Controversial plans to allow shops to open for longer on Sundays are being “bounced” through Parliament, Labour claimed today.
Business Secretary Sajid Javid announced plans to allow local authorities to set the Sunday trading laws for high streets in their area will be part of the Enterprise Bill.
The proposal has proved controversial in the past, with a number of the Government’s own backbenchers claiming it would stop Sunday being a special day for families.
The changes to the legislation were only announced today – with the Bill having already gone through numerous stages of the Parliamentary process.
Labour’s Shadow Business Secretary Angela said the current law, which allows stores more than 3,000 sq ft in size to only open for six hours on Sundays, “works well”.

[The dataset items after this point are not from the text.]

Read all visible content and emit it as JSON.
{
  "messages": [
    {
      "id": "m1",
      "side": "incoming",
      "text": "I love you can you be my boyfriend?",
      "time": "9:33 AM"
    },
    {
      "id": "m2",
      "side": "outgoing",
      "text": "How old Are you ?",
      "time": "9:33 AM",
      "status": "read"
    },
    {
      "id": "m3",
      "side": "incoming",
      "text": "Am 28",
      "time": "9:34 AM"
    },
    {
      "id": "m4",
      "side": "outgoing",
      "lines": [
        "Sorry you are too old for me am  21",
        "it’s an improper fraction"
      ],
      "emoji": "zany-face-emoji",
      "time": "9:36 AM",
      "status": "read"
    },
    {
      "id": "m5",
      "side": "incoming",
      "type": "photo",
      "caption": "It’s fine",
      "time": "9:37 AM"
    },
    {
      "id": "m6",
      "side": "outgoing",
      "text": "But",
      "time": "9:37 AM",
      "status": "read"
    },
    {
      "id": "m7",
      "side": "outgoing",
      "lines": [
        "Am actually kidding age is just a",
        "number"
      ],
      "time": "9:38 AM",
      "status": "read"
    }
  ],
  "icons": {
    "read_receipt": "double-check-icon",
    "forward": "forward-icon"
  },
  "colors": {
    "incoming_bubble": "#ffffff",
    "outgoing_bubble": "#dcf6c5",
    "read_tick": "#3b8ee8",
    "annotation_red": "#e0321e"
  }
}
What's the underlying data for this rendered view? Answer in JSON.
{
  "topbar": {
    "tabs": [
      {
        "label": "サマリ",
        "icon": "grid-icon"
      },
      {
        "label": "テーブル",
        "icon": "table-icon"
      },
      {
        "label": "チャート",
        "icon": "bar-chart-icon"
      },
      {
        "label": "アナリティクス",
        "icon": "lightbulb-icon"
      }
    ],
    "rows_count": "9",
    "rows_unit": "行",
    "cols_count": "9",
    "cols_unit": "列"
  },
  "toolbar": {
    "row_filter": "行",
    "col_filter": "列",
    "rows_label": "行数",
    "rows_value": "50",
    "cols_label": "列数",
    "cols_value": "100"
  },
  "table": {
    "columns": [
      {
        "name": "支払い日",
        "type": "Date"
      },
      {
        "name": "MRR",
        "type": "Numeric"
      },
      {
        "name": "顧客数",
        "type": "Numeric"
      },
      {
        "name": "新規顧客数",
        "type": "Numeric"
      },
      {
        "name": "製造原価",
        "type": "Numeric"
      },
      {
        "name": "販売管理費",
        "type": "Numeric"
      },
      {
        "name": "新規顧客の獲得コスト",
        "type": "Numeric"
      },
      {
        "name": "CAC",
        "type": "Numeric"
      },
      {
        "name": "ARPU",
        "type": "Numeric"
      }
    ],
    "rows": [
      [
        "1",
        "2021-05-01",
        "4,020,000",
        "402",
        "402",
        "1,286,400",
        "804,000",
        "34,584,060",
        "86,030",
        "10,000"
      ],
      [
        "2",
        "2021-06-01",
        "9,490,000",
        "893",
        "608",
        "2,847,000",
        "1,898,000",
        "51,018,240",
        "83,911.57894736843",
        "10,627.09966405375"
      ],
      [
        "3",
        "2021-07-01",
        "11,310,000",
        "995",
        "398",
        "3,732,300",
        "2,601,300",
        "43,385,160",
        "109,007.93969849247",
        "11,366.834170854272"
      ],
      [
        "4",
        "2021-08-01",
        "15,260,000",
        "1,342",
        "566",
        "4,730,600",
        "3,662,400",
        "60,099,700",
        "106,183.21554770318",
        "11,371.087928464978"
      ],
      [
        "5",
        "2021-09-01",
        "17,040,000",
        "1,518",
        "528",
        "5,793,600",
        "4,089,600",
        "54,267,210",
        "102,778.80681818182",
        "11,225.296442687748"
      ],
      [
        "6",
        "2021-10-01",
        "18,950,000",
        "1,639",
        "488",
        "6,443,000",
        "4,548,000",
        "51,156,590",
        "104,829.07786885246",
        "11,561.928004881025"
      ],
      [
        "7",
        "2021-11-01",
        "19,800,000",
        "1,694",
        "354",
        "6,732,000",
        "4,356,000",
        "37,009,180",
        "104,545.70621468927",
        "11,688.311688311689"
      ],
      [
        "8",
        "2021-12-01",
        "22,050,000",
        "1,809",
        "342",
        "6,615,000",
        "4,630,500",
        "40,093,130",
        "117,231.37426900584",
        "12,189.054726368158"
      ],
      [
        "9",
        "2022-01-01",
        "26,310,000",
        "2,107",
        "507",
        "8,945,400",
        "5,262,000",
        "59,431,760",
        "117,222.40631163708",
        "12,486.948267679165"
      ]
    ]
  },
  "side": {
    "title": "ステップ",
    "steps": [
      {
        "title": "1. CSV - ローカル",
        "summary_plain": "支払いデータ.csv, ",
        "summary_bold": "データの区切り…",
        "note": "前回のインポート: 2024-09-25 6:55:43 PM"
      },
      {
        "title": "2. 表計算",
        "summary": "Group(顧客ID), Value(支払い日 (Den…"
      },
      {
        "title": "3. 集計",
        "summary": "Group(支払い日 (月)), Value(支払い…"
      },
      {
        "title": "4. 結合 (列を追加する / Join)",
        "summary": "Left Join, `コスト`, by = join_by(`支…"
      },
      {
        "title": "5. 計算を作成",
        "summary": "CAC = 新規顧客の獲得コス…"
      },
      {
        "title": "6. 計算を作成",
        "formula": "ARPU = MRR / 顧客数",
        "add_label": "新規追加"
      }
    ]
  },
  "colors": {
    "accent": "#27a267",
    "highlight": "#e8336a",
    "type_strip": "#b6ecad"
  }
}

She said: “[It] means that retailers can trade, customers can shop, and shopworkers can spend time with their families.
“This is at risk under the Tories who are set to make major changes to Sunday trading laws, a policy that wasn’t in their manifesto.
“They tried it before but wisely abandoned their plans at the last minute in the face of widespread opposition, not least from their own backbenches.
“Choosing to include such sweeping changes at this stage in the Enterprise Bill’s passage through Parliament, and at such short notice, shows that Ministers intend to bounce these measures through with minimum scrutiny.”
The changes would allow local authorities to create special “zones” where stores could open longer on Sundays.
The hope is that such a measure would help drive footfall to struggling high streets and provide competition to online retailers.
David Burrowes, Conservative MP for Enfield Southgate, is against the changes, and writing on Politics Home this morning set out his objections.
He said: “We currently have a good British compromise – if you want to shop you can shop, but the difference on Sunday is respected.
“Some have accused me of imposing my view of Sundays on others. But I’m not suggesting shops shouldn’t open on Sundays – I’m simply defending the choice of most shopworkers, who see this proposal as an additional pressure on them and their families, to enjoy an evening off once a week.”
Mr Javid claims the measure is about giving local councils the power “to meet the needs of their local businesses and communities.”
He said: “Extending Sunday trading hours has the potential to help businesses and high streets across the UK better compete as our shopping habits change.
“The rights of shop workers are key to making these changes work in everyone’s interests.
“We are protecting those who do not wish to work Sundays, and those who do not want to work more than their normal Sunday working hours.”